One of the things that's changed since Jesus's day is sometimes we are more willing to hear the truth from a child than a peer. Especially a child with a muppet-like laugh and a sly smile. I believe a big part of the reason for this change in the embrace of childhood is because of Jesus himself. His very Incarnation, his humble birth to struggling parents in a backwater town: it changed how we see all children and our duty to them. We don’t inherit our world from our parents, we borrow it from our children. How should that truth, in the light of Jesus, shape our choices? What are they saying that we should hear? 

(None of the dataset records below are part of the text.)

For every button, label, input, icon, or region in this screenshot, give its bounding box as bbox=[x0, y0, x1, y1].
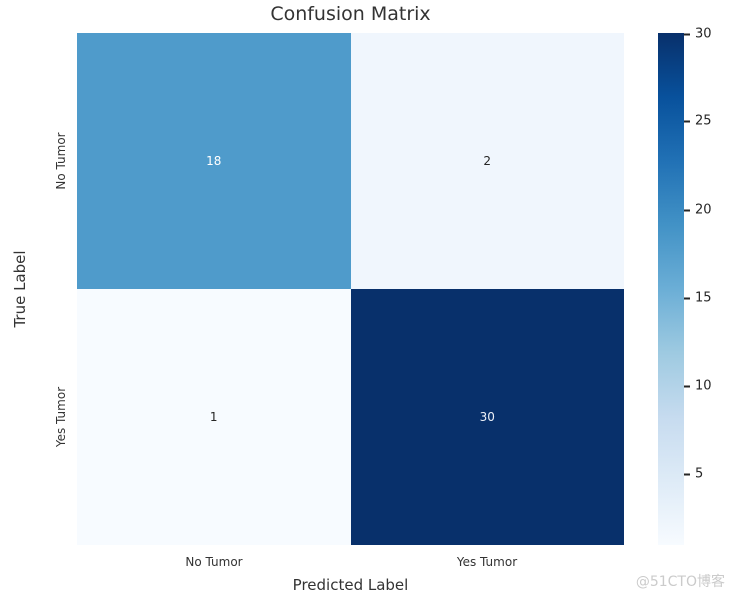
chart-title: Confusion Matrix bbox=[270, 3, 431, 25]
tick-mark bbox=[684, 120, 690, 122]
y-axis-label: True Label bbox=[11, 250, 29, 328]
tick-mark bbox=[684, 473, 690, 475]
colorbar-tick-5: 5 bbox=[684, 467, 703, 482]
tick-mark bbox=[684, 297, 690, 299]
colorbar-tick-10: 10 bbox=[684, 379, 712, 394]
colorbar-gradient bbox=[658, 33, 684, 545]
colorbar-tick-25: 25 bbox=[684, 114, 712, 129]
colorbar-tick-label: 10 bbox=[695, 378, 712, 394]
heatmap-cell-r0c1: 2 bbox=[350, 33, 624, 289]
heatmap-cell-r1c1: 30 bbox=[350, 289, 624, 545]
heatmap-cell-r0c0: 18 bbox=[77, 33, 351, 289]
colorbar-tick-label: 25 bbox=[695, 113, 712, 129]
colorbar-tick-label: 20 bbox=[695, 202, 712, 218]
x-axis-label: Predicted Label bbox=[292, 576, 409, 594]
tick-mark bbox=[684, 33, 690, 35]
confusion-matrix-heatmap: 18 2 1 30 bbox=[77, 33, 624, 545]
y-tick-no-tumor: No Tumor bbox=[54, 132, 68, 190]
heatmap-cell-r1c0: 1 bbox=[77, 289, 351, 545]
colorbar-tick-15: 15 bbox=[684, 291, 712, 306]
watermark-51cto: @51CTO博客 bbox=[635, 574, 725, 590]
x-tick-yes-tumor: Yes Tumor bbox=[456, 555, 518, 569]
colorbar-tick-label: 15 bbox=[695, 290, 712, 306]
colorbar-tick-label: 5 bbox=[695, 466, 704, 482]
tick-mark bbox=[684, 209, 690, 211]
y-tick-yes-tumor: Yes Tumor bbox=[54, 386, 68, 448]
tick-mark bbox=[684, 385, 690, 387]
colorbar-tick-label: 30 bbox=[695, 26, 712, 42]
colorbar-tick-20: 20 bbox=[684, 203, 712, 218]
x-tick-no-tumor: No Tumor bbox=[185, 555, 243, 569]
colorbar-tick-30: 30 bbox=[684, 27, 712, 42]
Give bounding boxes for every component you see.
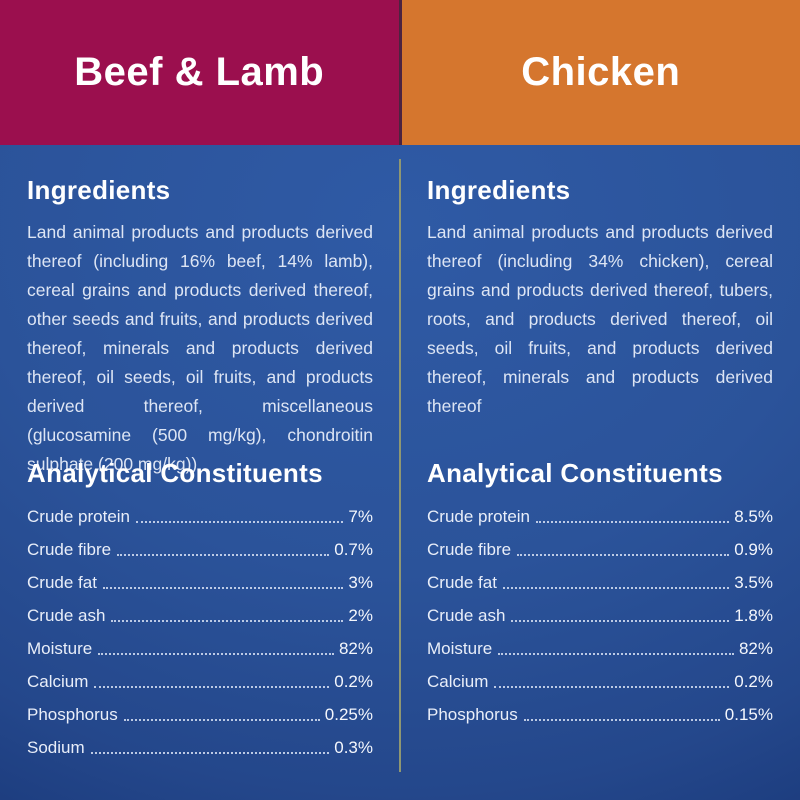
constituent-label: Moisture [27,639,93,658]
constituent-value: 7% [348,507,373,526]
column-chicken: Ingredients Land animal products and pro… [400,145,800,800]
dotted-leader [111,620,344,622]
header-beef-lamb: Beef & Lamb [0,0,399,145]
dotted-leader [498,653,734,655]
constituent-row: Phosphorus 0.25% [27,705,373,725]
constituent-label: Crude fat [27,573,97,592]
constituents-list: Crude protein 7% Crude fibre 0.7% Crude … [27,507,373,758]
constituent-label: Crude protein [427,507,531,526]
column-divider-line [399,159,401,772]
ingredients-heading: Ingredients [427,175,571,205]
constituent-row: Crude fat 3% [27,573,373,593]
analytical-heading: Analytical Constituents [427,458,723,488]
analytical-section: Analytical Constituents Crude protein 7%… [27,458,373,758]
constituent-label: Crude protein [27,507,131,526]
ingredients-section: Ingredients Land animal products and pro… [427,175,773,458]
header-divider [398,0,402,145]
dotted-leader [117,554,330,556]
constituent-row: Crude fibre 0.7% [27,540,373,560]
constituent-row: Calcium 0.2% [427,672,773,692]
constituent-row: Crude protein 8.5% [427,507,773,527]
constituent-label: Crude ash [27,606,106,625]
constituent-value: 0.7% [334,540,373,559]
constituent-value: 3% [348,573,373,592]
constituent-row: Crude protein 7% [27,507,373,527]
dotted-leader [511,620,730,622]
constituent-value: 0.3% [334,738,373,757]
constituent-label: Crude fat [427,573,497,592]
constituent-row: Crude ash 1.8% [427,606,773,626]
constituent-row: Moisture 82% [427,639,773,659]
constituent-row: Crude fat 3.5% [427,573,773,593]
constituent-label: Calcium [427,672,489,691]
constituent-row: Crude ash 2% [27,606,373,626]
dotted-leader [136,521,344,523]
constituent-value: 0.15% [724,705,773,724]
constituent-label: Moisture [427,639,493,658]
constituent-label: Phosphorus [27,705,118,724]
constituent-value: 0.2% [734,672,773,691]
constituent-value: 0.9% [734,540,773,559]
constituent-value: 82% [338,639,373,658]
constituent-row: Moisture 82% [27,639,373,659]
dotted-leader [536,521,730,523]
dotted-leader [98,653,334,655]
constituents-list: Crude protein 8.5% Crude fibre 0.9% Crud… [427,507,773,725]
constituent-label: Crude fibre [27,540,112,559]
ingredients-section: Ingredients Land animal products and pro… [27,175,373,474]
constituent-row: Calcium 0.2% [27,672,373,692]
constituent-value: 0.25% [324,705,373,724]
constituent-row: Phosphorus 0.15% [427,705,773,725]
analytical-section: Analytical Constituents Crude protein 8.… [427,458,773,725]
constituent-row: Crude fibre 0.9% [427,540,773,560]
constituent-label: Crude ash [427,606,506,625]
ingredients-text: Land animal products and products derive… [27,222,373,474]
analytical-heading: Analytical Constituents [27,458,323,488]
dotted-leader [502,587,730,589]
constituent-row: Sodium 0.3% [27,738,373,758]
column-beef-lamb: Ingredients Land animal products and pro… [0,145,400,800]
constituent-value: 3.5% [734,573,773,592]
dotted-leader [94,686,330,688]
header-chicken-title: Chicken [521,50,681,94]
constituent-label: Calcium [27,672,89,691]
constituent-value: 8.5% [734,507,773,526]
content-row: Ingredients Land animal products and pro… [0,145,800,800]
constituent-value: 1.8% [734,606,773,625]
constituent-label: Sodium [27,738,85,757]
ingredients-heading: Ingredients [27,175,171,205]
dotted-leader [102,587,344,589]
constituent-label: Crude fibre [427,540,512,559]
ingredients-text: Land animal products and products derive… [427,222,773,416]
constituent-value: 0.2% [334,672,373,691]
dotted-leader [90,752,330,754]
constituent-label: Phosphorus [427,705,518,724]
constituent-value: 2% [348,606,373,625]
variant-header-row: Beef & Lamb Chicken [0,0,800,145]
header-chicken: Chicken [401,0,800,145]
constituent-value: 82% [738,639,773,658]
dotted-leader [123,719,320,721]
dotted-leader [517,554,730,556]
dotted-leader [494,686,730,688]
dotted-leader [523,719,720,721]
header-beef-lamb-title: Beef & Lamb [74,50,325,94]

The scene we just witnessed in the marketplace has Jesus responding to his detractors saying, we just can’t win with you, because you are not even listening.  These children get something you don't.  He is also subtly repeating the fragility of his own life, the threat that he was under. The commentary regarding he and John, some of those bad reviews are punishable by death. Jesus whistles a tune of his own fragility in this life for being so transparent to God.

The very image of God's heart, Jesus doesn’t show up to issue report cards or reject the way we are made. He comes alongside our play fountains and our dark valleys. He sings along and welcomes us: the gluttons and challengers and the last and the least and the lost. He comes to love us all so wholeheartedly, to sing along with us so naturally, that our tune falls in line with his. 
Do you hear his song, and won't you sing along?